First, you may be wondering what giblets are. The giblets include the gizzard, heart, and liver of the turkey. When you get your turkey, you’ll usually find them in a bag in the turkey cavity. We know giblets don’t necessarily sound super yummy, but we promise that they’re full of delicious flavor. Now let’s get cooking!

First gather your ingredients. You’ll need the following:

  • 3 tablespoons cornstarch
  • 2 heaping tablespoons cornbread stuffing mix, uncooked and reserved from stuffing
  • 2 chicken bouillon cubes
  • Turkey giblets
  • 4 cups or broth or chicken stock or broth fresh turkey stock
  • ⅓ cup cold water
  • 1 hard-boiled egg, sliced
  • 2 teaspoons poultry seasoning
  • salt and freshly ground black pepper, to taste

Make sure the giblets are clean (remove membranes as needed), if they aren’t already. Next, chop the giblets and the meat that has been removed from the turkey’s neck. Using a saucepot, bring the stock to a boil.  Add the giblets, bouillon cubes, poultry seasoning, and the raw stuffing mix to the stock.
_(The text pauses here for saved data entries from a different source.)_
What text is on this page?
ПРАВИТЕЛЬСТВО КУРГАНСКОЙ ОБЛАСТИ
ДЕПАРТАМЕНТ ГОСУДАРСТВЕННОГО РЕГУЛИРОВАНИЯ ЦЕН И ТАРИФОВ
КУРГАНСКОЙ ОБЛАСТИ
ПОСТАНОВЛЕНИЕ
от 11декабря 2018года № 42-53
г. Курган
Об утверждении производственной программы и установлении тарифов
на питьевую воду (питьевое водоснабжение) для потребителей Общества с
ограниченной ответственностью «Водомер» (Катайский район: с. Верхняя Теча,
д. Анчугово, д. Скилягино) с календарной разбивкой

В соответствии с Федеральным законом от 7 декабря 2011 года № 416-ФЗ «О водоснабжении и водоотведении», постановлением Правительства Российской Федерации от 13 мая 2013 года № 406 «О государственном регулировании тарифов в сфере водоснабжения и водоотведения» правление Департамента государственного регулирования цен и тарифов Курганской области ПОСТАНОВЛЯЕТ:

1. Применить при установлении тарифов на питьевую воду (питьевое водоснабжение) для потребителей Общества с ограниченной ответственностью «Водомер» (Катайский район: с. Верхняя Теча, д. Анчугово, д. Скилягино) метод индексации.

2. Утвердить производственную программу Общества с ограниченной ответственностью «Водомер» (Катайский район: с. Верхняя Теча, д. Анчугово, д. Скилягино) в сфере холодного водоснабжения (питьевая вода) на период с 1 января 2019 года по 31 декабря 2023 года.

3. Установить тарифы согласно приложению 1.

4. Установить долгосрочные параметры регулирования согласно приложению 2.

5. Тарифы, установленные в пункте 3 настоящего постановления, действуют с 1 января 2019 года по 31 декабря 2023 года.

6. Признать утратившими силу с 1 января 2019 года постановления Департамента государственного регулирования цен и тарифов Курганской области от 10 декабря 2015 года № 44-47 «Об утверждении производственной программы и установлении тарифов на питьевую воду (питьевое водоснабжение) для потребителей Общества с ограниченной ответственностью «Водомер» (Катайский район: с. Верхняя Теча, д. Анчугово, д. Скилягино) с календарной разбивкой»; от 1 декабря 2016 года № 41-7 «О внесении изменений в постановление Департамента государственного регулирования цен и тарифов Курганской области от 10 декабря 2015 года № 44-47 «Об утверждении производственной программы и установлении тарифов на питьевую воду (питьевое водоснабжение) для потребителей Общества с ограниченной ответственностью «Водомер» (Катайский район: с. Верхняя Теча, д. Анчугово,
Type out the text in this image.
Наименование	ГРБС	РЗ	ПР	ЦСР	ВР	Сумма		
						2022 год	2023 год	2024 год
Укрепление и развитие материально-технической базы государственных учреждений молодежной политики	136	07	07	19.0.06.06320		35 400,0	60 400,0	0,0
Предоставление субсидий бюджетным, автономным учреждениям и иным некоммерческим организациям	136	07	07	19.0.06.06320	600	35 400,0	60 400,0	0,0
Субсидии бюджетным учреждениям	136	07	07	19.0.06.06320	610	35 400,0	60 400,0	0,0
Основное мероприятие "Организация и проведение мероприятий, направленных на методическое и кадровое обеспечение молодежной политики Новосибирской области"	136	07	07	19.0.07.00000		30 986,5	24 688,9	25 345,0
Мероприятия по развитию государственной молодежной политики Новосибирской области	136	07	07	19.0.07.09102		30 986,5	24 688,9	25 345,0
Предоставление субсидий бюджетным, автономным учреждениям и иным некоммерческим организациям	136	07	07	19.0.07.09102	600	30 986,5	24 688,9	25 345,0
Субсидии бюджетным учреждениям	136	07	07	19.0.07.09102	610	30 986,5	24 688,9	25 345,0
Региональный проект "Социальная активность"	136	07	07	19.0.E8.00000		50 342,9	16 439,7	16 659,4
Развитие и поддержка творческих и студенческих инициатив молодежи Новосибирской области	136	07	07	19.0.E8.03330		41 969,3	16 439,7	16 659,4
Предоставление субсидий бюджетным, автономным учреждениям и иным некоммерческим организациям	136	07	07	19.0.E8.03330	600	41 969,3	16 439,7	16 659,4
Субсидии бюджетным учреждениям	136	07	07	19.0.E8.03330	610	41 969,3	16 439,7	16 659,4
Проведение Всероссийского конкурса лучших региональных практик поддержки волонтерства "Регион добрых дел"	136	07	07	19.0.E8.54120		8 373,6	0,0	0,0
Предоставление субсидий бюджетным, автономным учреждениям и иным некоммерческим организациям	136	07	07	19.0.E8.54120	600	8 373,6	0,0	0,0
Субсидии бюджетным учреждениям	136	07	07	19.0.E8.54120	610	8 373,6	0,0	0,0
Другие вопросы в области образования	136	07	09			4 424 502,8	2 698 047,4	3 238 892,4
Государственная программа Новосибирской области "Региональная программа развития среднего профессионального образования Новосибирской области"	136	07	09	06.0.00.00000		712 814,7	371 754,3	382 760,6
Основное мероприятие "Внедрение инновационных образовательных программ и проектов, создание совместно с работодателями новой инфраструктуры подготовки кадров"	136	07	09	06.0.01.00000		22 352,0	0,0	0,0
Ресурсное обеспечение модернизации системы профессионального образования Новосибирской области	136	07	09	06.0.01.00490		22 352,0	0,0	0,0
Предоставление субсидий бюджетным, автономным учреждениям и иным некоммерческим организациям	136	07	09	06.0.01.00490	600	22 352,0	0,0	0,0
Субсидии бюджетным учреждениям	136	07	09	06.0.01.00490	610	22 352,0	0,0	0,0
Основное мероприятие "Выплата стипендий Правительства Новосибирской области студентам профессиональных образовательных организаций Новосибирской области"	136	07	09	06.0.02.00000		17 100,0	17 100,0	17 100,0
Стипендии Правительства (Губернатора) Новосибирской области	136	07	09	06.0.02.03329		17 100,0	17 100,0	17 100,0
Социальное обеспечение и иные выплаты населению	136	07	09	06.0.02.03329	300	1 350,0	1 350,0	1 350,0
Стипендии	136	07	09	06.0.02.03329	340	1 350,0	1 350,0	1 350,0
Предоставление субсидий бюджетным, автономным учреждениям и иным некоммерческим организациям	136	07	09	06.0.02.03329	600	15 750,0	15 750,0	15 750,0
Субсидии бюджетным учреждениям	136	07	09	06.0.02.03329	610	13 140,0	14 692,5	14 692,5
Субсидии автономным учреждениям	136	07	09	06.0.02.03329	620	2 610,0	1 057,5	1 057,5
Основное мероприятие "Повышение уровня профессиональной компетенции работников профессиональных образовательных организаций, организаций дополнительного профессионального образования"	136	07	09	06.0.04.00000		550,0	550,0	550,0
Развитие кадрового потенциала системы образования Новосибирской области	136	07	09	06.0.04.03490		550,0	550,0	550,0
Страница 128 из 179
In a separate bowl, mix the cornstarch and water together, and add it to the boiling stock, stirring constantly. Reduce the heat and continue to cook for 2 to 3 minutes, until it thickens to a nice gravy consistency. Add the salt and pepper, to taste, and finish it off by adding the sliced boiled egg.

It’s really so simple to make your own giblet gravy, and it’s always more delicious too! Do you make your own gravy or do you rely on instant-gravy packets or pre-made jars of gravy? We’d love to hear!